When he looked at buying a new farrier trailer in 2004, Will Aichele recalls that the substantial cost was daunting. The Hilltown, Pa., farrier was about a dozen years into his shoeing career at the time and felt he was on firmer ground, compared with those early years in which many farriers struggle with establishing a business. He says for a farrier starting a career, a new manufactured rig is a frivolous spend with crippling debt that an immature business shouldn’t absorb. But as a practice matures, the body or trailer will still be a significant spend, but can be a wise investment.

“Absolutely, when I first bought it, I was worried about the cost,” says Aichele. “Looking back 18 years, I’ve shod a lot of horses and paid a lot of bills by using this trailer.”

Aichele worked with Stonewell Bodies to outfit this 4 Star trailer. As soon as he pulled the trailer out of the New York manufacturer’s shop, he began racking up the miles. Earlier in his career, he primarily shod reiners and Western pleasure horses, and had extensive travel to cover those clients.

“When I was working mostly on Quarter Horses, I was on the road 3-4 days a week before returning home,” he says. “I spent a lot of time in this trailer across the country. That was a reason we built the office space in the front of the trailer — a place to manage my business while on the road.”

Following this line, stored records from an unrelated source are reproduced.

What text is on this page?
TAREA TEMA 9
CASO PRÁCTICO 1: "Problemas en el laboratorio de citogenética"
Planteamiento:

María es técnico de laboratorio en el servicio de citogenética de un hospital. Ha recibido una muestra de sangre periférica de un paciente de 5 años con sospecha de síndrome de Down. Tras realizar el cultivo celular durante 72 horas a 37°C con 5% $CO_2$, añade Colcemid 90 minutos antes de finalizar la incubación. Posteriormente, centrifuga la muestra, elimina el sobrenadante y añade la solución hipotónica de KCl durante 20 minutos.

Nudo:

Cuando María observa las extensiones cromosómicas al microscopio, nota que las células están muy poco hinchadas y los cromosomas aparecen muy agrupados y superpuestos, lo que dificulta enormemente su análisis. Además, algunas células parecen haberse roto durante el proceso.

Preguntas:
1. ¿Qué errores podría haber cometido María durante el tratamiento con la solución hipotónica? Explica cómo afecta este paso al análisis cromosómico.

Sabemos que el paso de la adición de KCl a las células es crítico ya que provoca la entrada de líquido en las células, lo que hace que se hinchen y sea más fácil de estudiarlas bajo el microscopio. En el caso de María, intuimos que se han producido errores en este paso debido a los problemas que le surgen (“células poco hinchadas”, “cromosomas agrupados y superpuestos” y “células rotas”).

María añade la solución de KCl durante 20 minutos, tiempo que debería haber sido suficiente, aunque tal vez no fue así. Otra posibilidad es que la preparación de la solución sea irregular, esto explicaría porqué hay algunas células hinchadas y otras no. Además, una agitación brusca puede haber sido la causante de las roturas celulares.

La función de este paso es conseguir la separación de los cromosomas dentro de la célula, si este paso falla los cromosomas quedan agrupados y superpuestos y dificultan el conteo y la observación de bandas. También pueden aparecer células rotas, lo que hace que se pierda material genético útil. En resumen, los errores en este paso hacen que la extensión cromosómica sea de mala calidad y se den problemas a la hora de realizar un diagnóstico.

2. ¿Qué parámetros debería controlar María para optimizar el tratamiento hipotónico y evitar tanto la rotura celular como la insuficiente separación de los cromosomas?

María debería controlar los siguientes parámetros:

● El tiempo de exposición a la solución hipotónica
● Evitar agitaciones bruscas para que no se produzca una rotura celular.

Aichele doesn’t do as much driving now, able to keep his practice localized to Northeast Pennsylvania. Today, his business focuses on dressage, eventers, hunters and jumpers, and he is able to limit trave — although he covers clients who travel to Ocala, Fla., during the winter show season. 

Investing in Your Business — At the Right Time

Aichele says he thought about comfort while working when considering the purchase. He wanted a trailer that he could minimize downtime in case there was an issue with his truck, but also to work inside it to avoid damp and cold conditions.

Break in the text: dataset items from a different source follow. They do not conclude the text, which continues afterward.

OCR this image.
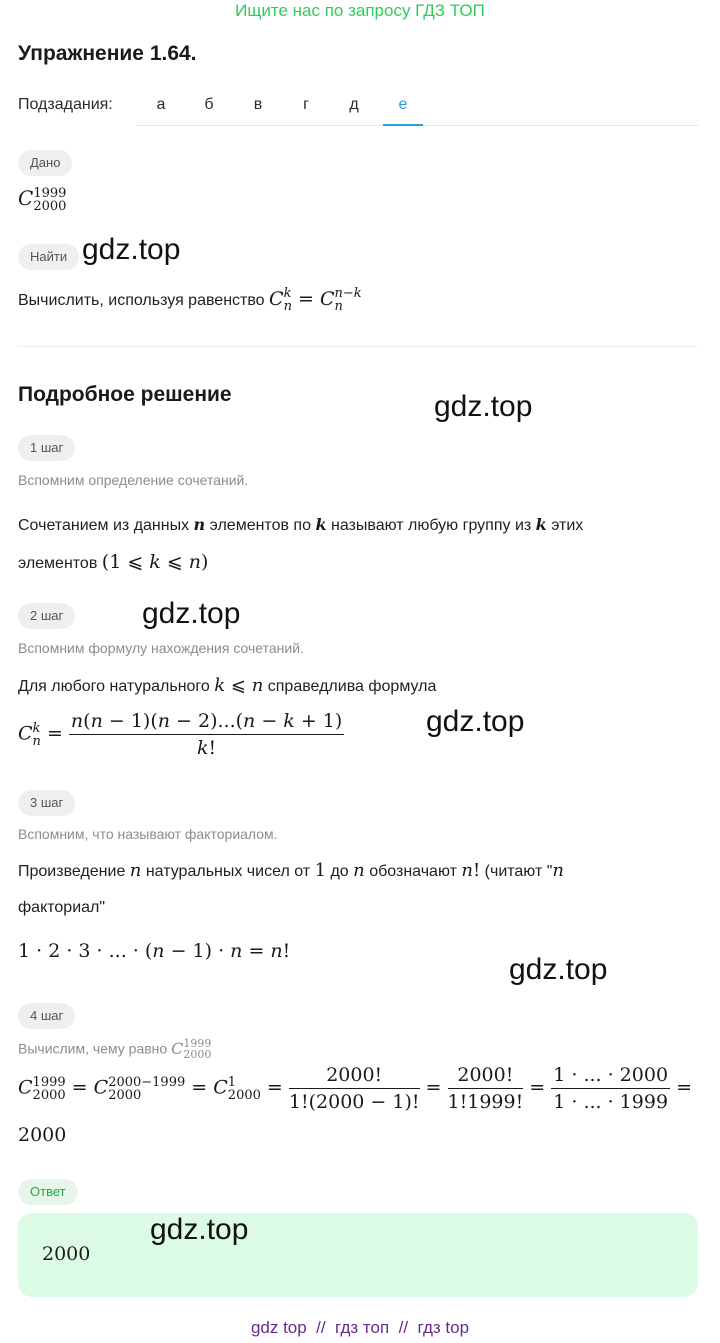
Ищите нас по запросу ГДЗ ТОП
Упражнение 1.64.
Подзадания:	а	б	в	г	д	е
Дано
C 1999
2000
Найти gdz.top
Вычислить, используя равенство C k
n = C n−k
n
Подробное решение	gdz.top
1 шаг
Вспомним определение сочетаний.
Сочетанием из данных n элементов по k называют любую группу из k этих
элементов (1 ⩽ k ⩽ n)
2 шаг	gdz.top
Вспомним формулу нахождения сочетаний.
Для любого натурального k ⩽ n справедлива формула
C k
$n = \frac{n(n - 1)(n - 2)...(n - k + 1)}{k!}$	gdz.top
3 шаг
Вспомним, что называют факториалом.
Произведение n натуральных чисел от 1 до n обозначают n! (читают "n
факториал"
1 · 2 · 3 · ... · (n − 1) · n = n!
gdz.top
4 шаг
Вычислим, чему равно C 1999
2000
C 1999
2000 = C 2000−1999
2000	= C 1
$2000 = \frac{2000!}{1!(2000 - 1)!} = \frac{2000!}{1!1999!} = \frac{1 \cdot ... \cdot 2000}{1 \cdot ... \cdot 1999}$ =
2000
Ответ
2000
gdz.top
gdz top  //  гдз топ  //  гдз top
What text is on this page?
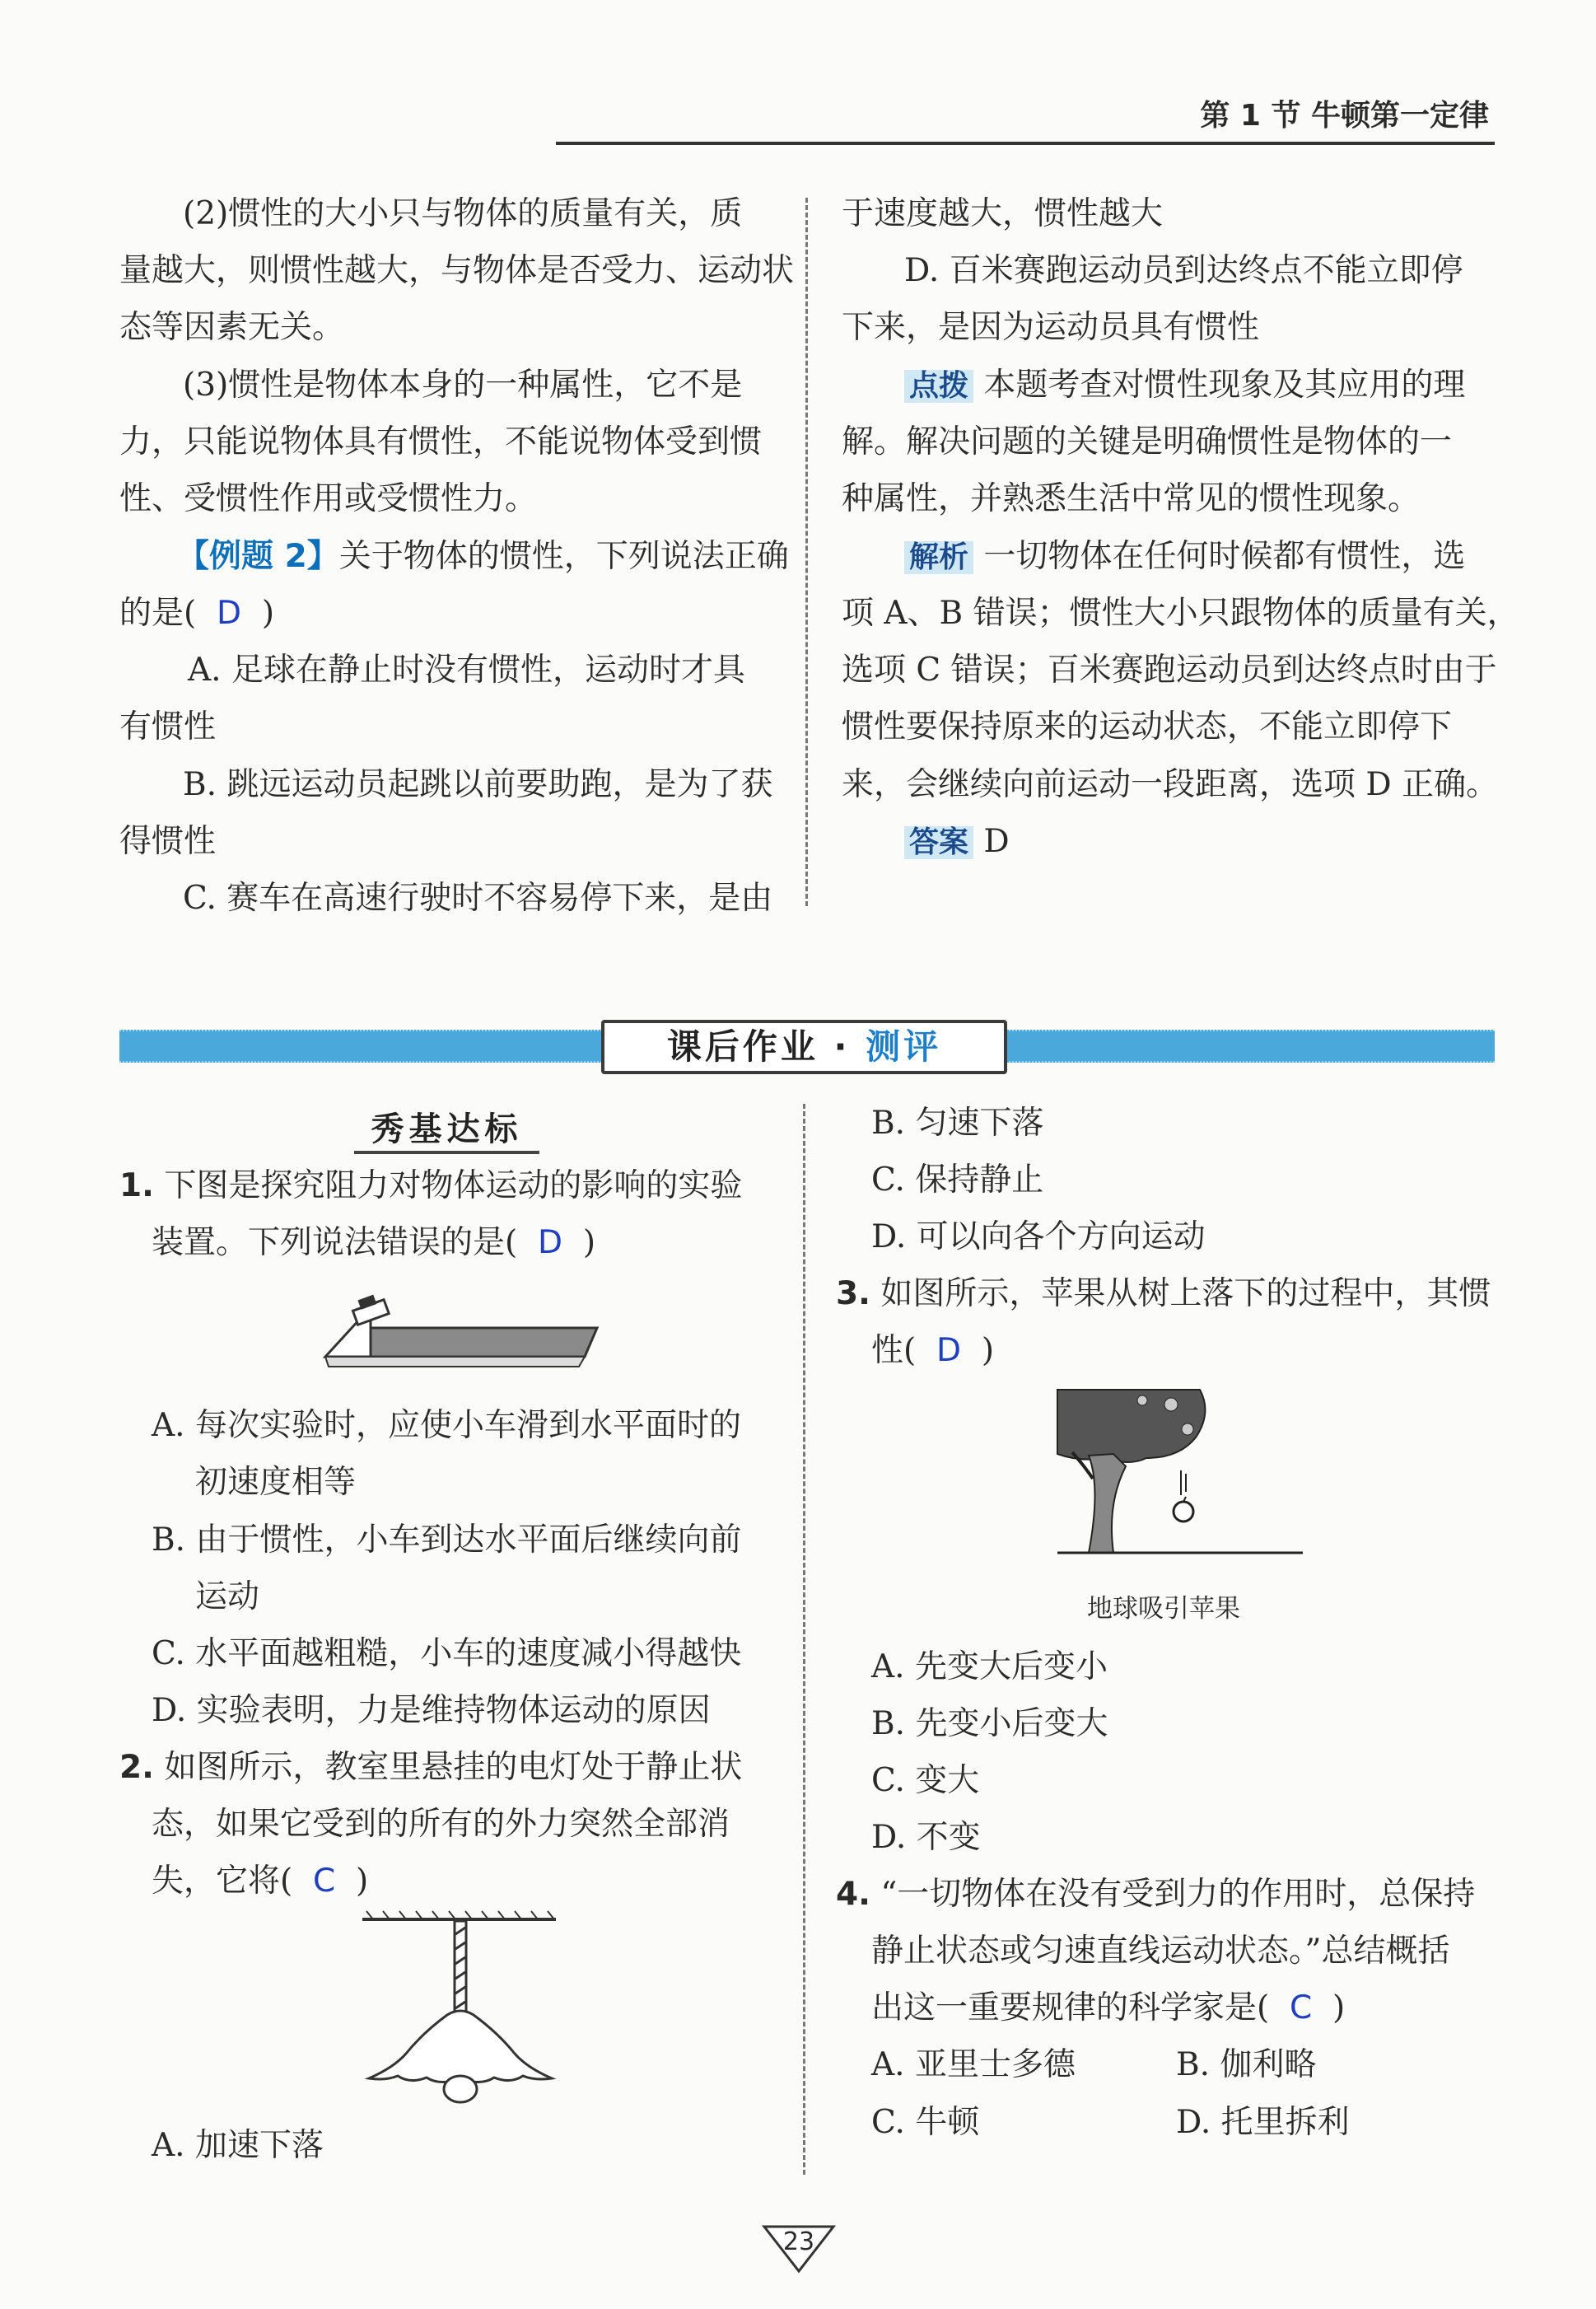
第 1 节 牛顿第一定律
(2)惯性的大小只与物体的质量有关，质
量越大，则惯性越大，与物体是否受力、运动状
态等因素无关。
(3)惯性是物体本身的一种属性，它不是
力，只能说物体具有惯性，不能说物体受到惯
性、受惯性作用或受惯性力。
【例题 2】关于物体的惯性，下列说法正确
的是( D )
A. 足球在静止时没有惯性，运动时才具
有惯性
B. 跳远运动员起跳以前要助跑，是为了获
得惯性
C. 赛车在高速行驶时不容易停下来，是由
于速度越大，惯性越大
D. 百米赛跑运动员到达终点不能立即停
下来，是因为运动员具有惯性
点拨 本题考查对惯性现象及其应用的理
解。解决问题的关键是明确惯性是物体的一
种属性，并熟悉生活中常见的惯性现象。
解析 一切物体在任何时候都有惯性，选
项 A、B 错误；惯性大小只跟物体的质量有关，
选项 C 错误；百米赛跑运动员到达终点时由于
惯性要保持原来的运动状态，不能立即停下
来，会继续向前运动一段距离，选项 D 正确。
答案 D
课后作业 · 测评
秀基达标
1. 下图是探究阻力对物体运动的影响的实验
装置。下列说法错误的是( D )
A. 每次实验时，应使小车滑到水平面时的
初速度相等
B. 由于惯性，小车到达水平面后继续向前
运动
C. 水平面越粗糙，小车的速度减小得越快
D. 实验表明，力是维持物体运动的原因
2. 如图所示，教室里悬挂的电灯处于静止状
态，如果它受到的所有的外力突然全部消
失，它将( C )
A. 加速下落
B. 匀速下落
C. 保持静止
D. 可以向各个方向运动
3. 如图所示，苹果从树上落下的过程中，其惯
性( D )
地球吸引苹果
A. 先变大后变小
B. 先变小后变大
C. 变大
D. 不变
4. “一切物体在没有受到力的作用时，总保持
静止状态或匀速直线运动状态。”总结概括
出这一重要规律的科学家是( C )
A. 亚里士多德	B. 伽利略
C. 牛顿	D. 托里拆利
23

“Some farriers in my area worked out of trailers,” he recalls. “I used to look at the negative that trailers were too difficult to get in and out of barns. But then I thought that the more comfortable I am, the better my focus and work are. I examined it and only had one stop where I couldn’t get the truck and trailer into. That barn had two donkey trims, so that was a good reason to drop that account.”

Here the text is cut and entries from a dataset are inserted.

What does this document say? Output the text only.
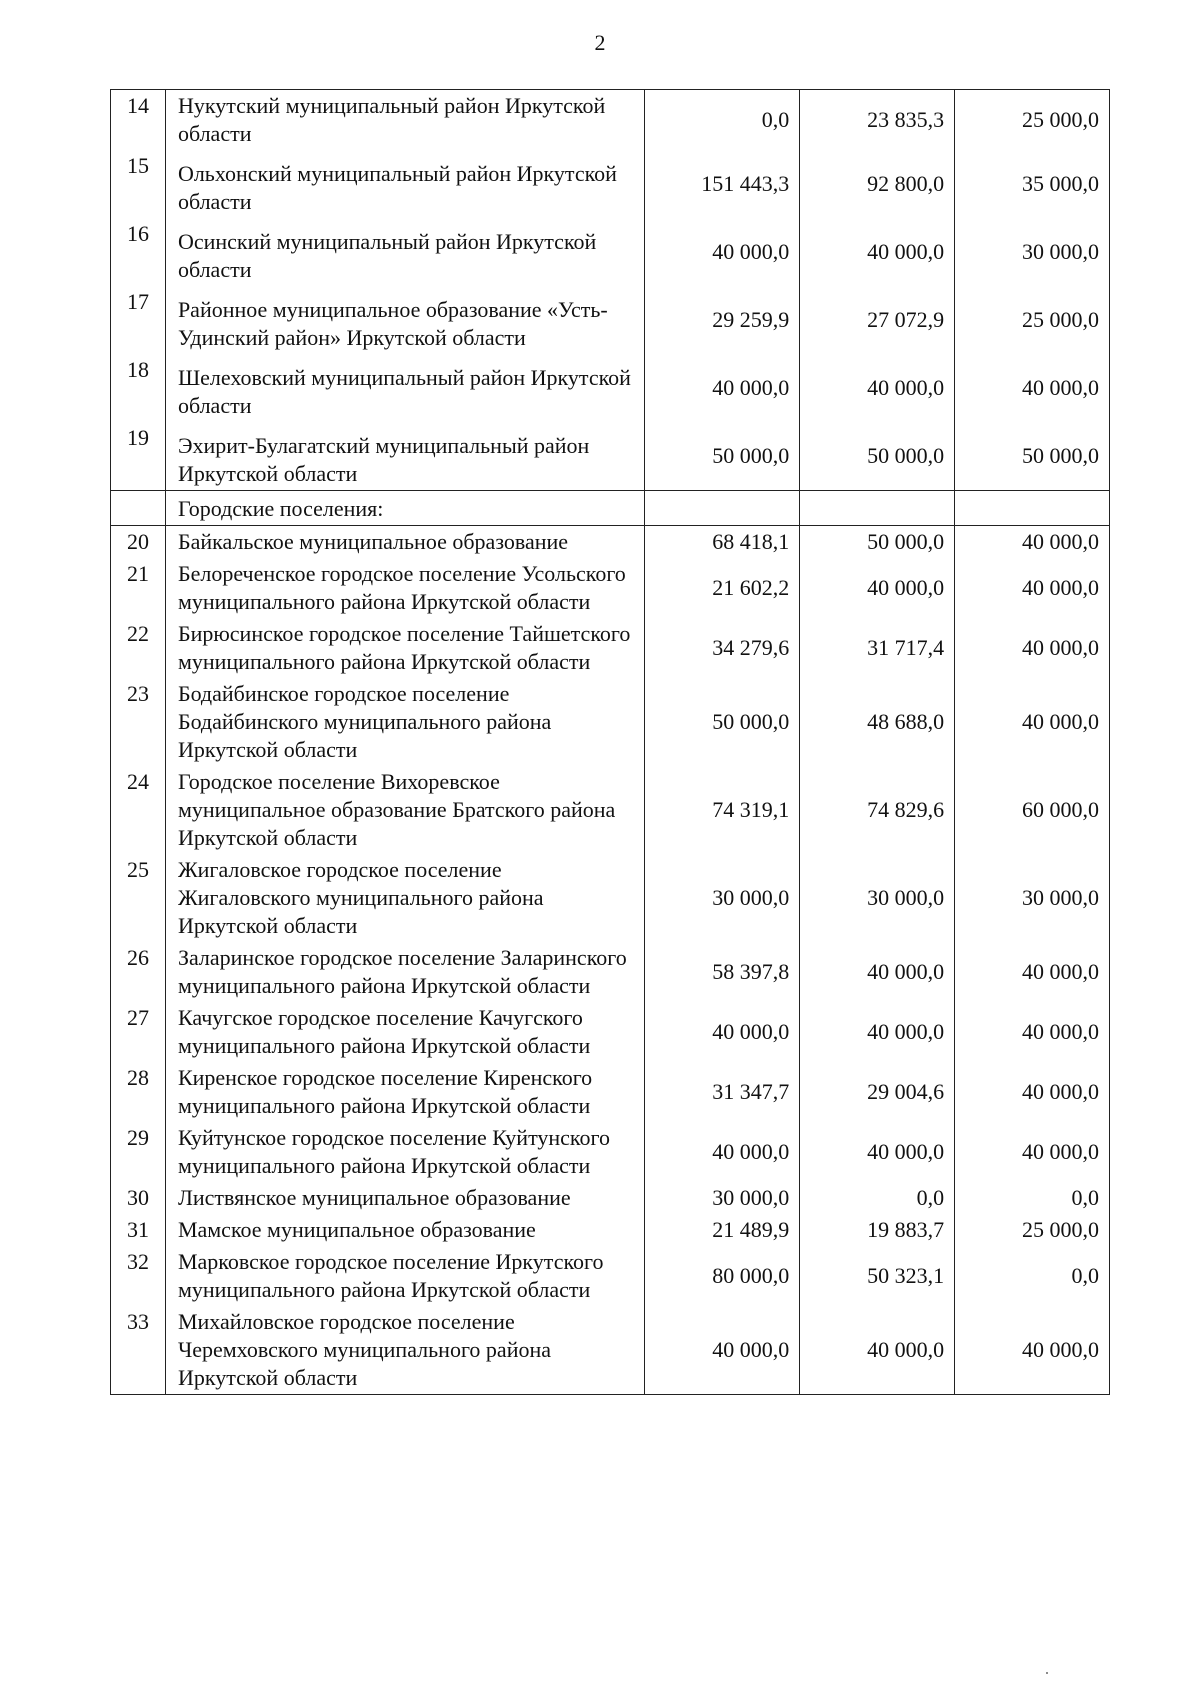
2
14	Нукутский муниципальный район Иркутской области	0,0	23 835,3	25 000,0
15	Ольхонский муниципальный район Иркутской области	151 443,3	92 800,0	35 000,0
16	Осинский муниципальный район Иркутской области	40 000,0	40 000,0	30 000,0
17	Районное муниципальное образование «Усть-Удинский район» Иркутской области	29 259,9	27 072,9	25 000,0
18	Шелеховский муниципальный район Иркутской области	40 000,0	40 000,0	40 000,0
19	Эхирит-Булагатский муниципальный район Иркутской области	50 000,0	50 000,0	50 000,0
	Городские поселения:			
20	Байкальское муниципальное образование	68 418,1	50 000,0	40 000,0
21	Белореченское городское поселение Усольского муниципального района Иркутской области	21 602,2	40 000,0	40 000,0
22	Бирюсинское городское поселение Тайшетского муниципального района Иркутской области	34 279,6	31 717,4	40 000,0
23	Бодайбинское городское поселение Бодайбинского муниципального района Иркутской области	50 000,0	48 688,0	40 000,0
24	Городское поселение Вихоревское муниципальное образование Братского района Иркутской области	74 319,1	74 829,6	60 000,0
25	Жигаловское городское поселение Жигаловского муниципального района Иркутской области	30 000,0	30 000,0	30 000,0
26	Заларинское городское поселение Заларинского муниципального района Иркутской области	58 397,8	40 000,0	40 000,0
27	Качугское городское поселение Качугского муниципального района Иркутской области	40 000,0	40 000,0	40 000,0
28	Киренское городское поселение Киренского муниципального района Иркутской области	31 347,7	29 004,6	40 000,0
29	Куйтунское городское поселение Куйтунского муниципального района Иркутской области	40 000,0	40 000,0	40 000,0
30	Листвянское муниципальное образование	30 000,0	0,0	0,0
31	Мамское муниципальное образование	21 489,9	19 883,7	25 000,0
32	Марковское городское поселение Иркутского муниципального района Иркутской области	80 000,0	50 323,1	0,0
33	Михайловское городское поселение Черемховского муниципального района Иркутской области	40 000,0	40 000,0	40 000,0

Although the trailer keeps things dry, Aichele relies on a mounted RV propane heater to warm the trailer inside. It runs on a 12-volt system charged by the truck. The added benefit is regulating the temperature for adhesives.

Another advantage of the wide trailer setup is for workflow. Aichele says it helps so he can be at the anvil working, and another farrier can access the power tools or storage, and vice versa.

After nearly 20 years of pulling the trailer, Aichele says the only substantial repair was installing new axles. Even with that — and no plans on replacing the trailer — the farrier says he’s had a great return on investment.

“Of course, the trailer doesn’t have an odometer, but since 2004, I’ve logged the miles on the trucks that I’ve swapped about every 3 years. I work with another farrier, Steve Hunsberger, who also uses it. Maybe it is just under a million or just over, but it is the neighborhood.

“We can enter this trade with a minimal investment. For example, my first shoeing rig was a Jeep Comanche pick-up with a junkyard cap that I modified. Looking back at where I was when I bought this trailer, I made a decision to invest everything I had in my business because that was all I had. The trailer is quality and now there are no payments. When farriers invest in our businesses earlier, the wise investment will pay dividends long-term. I did struggle early to pay for it, but never regretted making this decision. Now that it is paid off, I look back and see that was smart business decision.”